Shame. Beamdog was a great studio. At least before they got bought by these people. MythForce is quite a misfit in their portfolio. Like Anthem was for Bioware. Maybe studios should stick to what they're good at.
Not just a game studio thing; it seems to be endemic throughout tech. And for that matter, I know a guy who has a business making eco-friendly bamboo toilet paper who has been hoping for years that a big boy will buy it up.
To some extent, at least in tech, I think it's making a virtue of necessity--the big monopolists will not let you grow a company to become a serious competitor, so might as well try to get the buyout quickly so you end up with a decent return on your time investment . . .

This really spiralled out of control during the early 2000:s when both Google and Microsoft where wearing their big spending pants so a lot of startups had the single goal of being acquired by either for billions.

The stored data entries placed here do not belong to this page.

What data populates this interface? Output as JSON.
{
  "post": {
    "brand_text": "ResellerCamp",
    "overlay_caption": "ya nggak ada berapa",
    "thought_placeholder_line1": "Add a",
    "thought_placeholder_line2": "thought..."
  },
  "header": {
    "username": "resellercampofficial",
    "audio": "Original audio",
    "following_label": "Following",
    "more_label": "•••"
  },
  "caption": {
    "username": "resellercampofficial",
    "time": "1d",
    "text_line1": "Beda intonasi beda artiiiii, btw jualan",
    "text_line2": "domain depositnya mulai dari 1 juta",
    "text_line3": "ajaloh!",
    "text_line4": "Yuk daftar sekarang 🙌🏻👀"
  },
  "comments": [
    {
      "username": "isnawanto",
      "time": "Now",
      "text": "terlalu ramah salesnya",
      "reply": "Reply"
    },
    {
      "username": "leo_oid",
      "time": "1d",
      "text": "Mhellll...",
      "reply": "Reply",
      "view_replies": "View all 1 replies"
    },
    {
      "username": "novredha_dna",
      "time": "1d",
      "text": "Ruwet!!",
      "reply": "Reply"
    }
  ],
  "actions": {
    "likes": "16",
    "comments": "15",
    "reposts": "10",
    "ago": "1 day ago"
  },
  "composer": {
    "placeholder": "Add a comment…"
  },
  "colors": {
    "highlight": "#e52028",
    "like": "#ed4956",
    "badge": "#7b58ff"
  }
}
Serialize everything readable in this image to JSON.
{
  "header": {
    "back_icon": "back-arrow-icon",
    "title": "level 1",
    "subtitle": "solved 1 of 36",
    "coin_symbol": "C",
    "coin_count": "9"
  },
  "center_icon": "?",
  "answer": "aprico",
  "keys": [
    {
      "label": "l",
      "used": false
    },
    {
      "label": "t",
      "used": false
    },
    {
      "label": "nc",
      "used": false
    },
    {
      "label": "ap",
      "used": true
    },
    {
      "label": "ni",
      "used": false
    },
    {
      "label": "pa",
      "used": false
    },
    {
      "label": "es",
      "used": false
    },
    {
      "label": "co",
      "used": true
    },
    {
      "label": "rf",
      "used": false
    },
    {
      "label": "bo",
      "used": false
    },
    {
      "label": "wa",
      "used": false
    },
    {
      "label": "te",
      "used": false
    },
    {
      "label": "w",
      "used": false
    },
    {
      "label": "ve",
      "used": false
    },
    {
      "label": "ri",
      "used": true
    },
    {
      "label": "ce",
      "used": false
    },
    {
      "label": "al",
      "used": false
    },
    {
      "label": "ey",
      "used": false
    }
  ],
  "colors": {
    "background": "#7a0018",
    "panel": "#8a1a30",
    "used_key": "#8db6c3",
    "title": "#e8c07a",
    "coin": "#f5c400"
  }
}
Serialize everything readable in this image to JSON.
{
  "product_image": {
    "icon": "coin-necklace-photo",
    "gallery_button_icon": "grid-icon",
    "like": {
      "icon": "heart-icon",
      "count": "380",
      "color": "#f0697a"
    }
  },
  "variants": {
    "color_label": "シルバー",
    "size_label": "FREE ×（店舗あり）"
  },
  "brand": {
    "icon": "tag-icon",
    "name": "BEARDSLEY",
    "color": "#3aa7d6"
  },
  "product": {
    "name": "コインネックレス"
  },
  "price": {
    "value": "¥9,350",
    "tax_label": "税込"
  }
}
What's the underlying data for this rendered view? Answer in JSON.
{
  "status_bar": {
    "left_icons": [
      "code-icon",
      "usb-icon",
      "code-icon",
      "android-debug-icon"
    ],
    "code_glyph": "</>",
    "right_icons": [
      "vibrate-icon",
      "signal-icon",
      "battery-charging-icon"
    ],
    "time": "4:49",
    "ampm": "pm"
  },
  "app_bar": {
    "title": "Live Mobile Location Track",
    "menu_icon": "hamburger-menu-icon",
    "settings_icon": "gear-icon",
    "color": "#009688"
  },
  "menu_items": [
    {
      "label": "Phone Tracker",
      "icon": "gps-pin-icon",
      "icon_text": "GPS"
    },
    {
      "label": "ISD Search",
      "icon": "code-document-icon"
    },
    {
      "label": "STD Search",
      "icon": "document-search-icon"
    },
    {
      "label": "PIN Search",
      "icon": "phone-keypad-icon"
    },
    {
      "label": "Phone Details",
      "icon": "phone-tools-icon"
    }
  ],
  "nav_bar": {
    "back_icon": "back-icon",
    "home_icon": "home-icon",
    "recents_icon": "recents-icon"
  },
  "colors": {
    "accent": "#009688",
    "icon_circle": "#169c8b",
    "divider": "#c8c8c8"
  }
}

I was in 2007 searching for investors to massively increase the capacity of a new computer cloud that I and a friend (I as the developer and he as the initial investor) had started (basically a competitor to AWS EC2 but with more features and performance at the time), basically every single such meeting ended with them trying to convince us to instead shift focus to something that Google and Microsoft would be interested in buying up in a short while (this was before Google and Microsoft where interested in cloud computing, so so much for those investors potential to see the future...).